The "nobody's perfect" justification offers little solace to victims of unscrupulous brokers. And the claim that "everybody does it" is unconvincing in light of dual-trading chicanery in other markets, such as the Milken/Drexel manipulation of the junk-bond markets or Salomon Brothers Inc.'s overbidding for government securities. And let's not forget the penny-stock ripoffs that are another manifestation of dual trading run amok.
`TWO MASTERS.' From the customer standpoint, the value of the dual-trading ban has never been in doubt. "You can't serve two masters," says William Rafter, a former floor trader, now a futures-fund manager with Prism Asset Management of New York. Others note that the open-outcry system in the pits makes dual-trading abuses hard to detect. Says John A. Wing, chairman of Chicago Corp.: "They would have to have a lot better audit-trail system before I would be satisfied with dual trading."
In fact, the Merc points out that a better audit system is under development, one that would catch any abuse of dual trading if the practice is reinstated. The Chicago exchanges are putting the finishing touches on handheld, computerized trading cards that would track trades on a real-time basis. The new audit system is indeed promising, but it should be put into operation and proven effective before a revival of dual trading is considered.

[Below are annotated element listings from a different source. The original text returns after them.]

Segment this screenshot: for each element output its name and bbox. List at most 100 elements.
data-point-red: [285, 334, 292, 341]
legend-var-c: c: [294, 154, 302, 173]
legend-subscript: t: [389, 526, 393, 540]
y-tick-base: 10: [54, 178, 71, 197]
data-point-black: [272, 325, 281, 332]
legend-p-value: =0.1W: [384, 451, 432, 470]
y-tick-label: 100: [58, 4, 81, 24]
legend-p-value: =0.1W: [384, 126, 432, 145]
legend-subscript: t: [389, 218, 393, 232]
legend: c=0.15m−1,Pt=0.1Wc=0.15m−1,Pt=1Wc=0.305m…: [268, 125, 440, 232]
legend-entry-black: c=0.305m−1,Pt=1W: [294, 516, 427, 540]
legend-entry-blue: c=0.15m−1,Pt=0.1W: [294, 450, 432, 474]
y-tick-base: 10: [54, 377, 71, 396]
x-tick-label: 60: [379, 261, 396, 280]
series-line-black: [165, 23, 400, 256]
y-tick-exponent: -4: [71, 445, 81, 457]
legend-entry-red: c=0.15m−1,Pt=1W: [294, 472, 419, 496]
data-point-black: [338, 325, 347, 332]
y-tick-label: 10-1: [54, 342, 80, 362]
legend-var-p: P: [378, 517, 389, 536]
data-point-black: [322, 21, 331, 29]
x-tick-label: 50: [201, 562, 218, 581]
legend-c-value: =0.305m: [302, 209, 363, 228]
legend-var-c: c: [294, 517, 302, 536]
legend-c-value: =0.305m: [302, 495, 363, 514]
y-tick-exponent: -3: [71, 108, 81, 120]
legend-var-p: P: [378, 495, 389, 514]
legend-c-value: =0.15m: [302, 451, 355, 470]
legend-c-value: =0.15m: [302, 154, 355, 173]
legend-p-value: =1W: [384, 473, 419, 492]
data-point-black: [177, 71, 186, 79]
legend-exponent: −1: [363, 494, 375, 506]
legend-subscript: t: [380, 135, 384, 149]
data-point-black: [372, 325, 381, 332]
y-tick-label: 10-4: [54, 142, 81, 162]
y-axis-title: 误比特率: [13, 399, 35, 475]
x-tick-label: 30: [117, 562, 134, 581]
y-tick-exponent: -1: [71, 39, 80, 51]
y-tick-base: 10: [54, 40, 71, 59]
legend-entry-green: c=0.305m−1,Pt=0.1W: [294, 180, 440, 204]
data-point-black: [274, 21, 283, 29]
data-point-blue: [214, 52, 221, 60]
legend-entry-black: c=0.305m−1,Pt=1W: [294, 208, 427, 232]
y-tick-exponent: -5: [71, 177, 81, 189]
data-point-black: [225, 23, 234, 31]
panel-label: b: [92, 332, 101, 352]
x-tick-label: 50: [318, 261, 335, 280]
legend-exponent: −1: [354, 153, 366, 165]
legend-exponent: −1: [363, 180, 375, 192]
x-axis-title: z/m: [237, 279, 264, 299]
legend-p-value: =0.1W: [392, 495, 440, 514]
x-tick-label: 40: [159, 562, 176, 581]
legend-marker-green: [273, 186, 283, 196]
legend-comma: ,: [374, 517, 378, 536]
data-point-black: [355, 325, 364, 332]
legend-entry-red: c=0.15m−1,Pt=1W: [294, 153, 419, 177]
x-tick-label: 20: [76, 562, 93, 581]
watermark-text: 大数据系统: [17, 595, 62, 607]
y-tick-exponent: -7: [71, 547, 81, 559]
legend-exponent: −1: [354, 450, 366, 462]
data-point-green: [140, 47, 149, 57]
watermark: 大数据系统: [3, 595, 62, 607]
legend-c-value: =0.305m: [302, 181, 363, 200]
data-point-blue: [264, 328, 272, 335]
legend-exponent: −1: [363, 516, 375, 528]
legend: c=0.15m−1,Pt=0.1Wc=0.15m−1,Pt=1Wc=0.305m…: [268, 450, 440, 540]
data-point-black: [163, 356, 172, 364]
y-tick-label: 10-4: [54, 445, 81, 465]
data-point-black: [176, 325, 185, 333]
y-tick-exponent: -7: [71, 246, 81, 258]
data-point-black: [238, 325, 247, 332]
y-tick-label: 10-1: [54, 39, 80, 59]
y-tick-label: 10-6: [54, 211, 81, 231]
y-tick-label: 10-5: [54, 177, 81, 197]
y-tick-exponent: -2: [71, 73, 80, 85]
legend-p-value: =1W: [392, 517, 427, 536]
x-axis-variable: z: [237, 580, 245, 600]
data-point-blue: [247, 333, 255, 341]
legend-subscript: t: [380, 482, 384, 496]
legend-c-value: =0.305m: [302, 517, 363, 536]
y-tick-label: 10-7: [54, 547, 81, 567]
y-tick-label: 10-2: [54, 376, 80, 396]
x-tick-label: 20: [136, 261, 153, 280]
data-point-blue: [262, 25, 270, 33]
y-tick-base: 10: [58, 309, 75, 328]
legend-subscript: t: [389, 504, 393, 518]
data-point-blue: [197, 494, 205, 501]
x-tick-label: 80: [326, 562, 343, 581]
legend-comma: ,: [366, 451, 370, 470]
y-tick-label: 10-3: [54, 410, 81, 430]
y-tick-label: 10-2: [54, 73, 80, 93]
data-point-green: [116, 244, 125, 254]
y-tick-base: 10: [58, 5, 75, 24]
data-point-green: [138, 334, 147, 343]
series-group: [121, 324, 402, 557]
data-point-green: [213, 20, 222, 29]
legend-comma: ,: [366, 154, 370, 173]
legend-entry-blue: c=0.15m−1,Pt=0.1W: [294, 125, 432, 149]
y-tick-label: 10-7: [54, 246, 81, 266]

Putting aside the issue of whether dual-trading abuses exist or can be detected, there is one overriding concern: Why do it? Why lift the ban? Brokers argue that dual trading makes markets more liquid by making everybody in the pits a potential trader. But despite the dual-trading ban, the Merc last year turned in record volume. Customers have no problem getting orders filled. And seat prices of $550,000 are near the high point set just before the 1987 stock market crash. The market has assessed the dual-trading ban--and decided that the new system works. If the Merc fails to reach the same conclusion, it will be a triumph of greed over not only ethics but just plain common sense.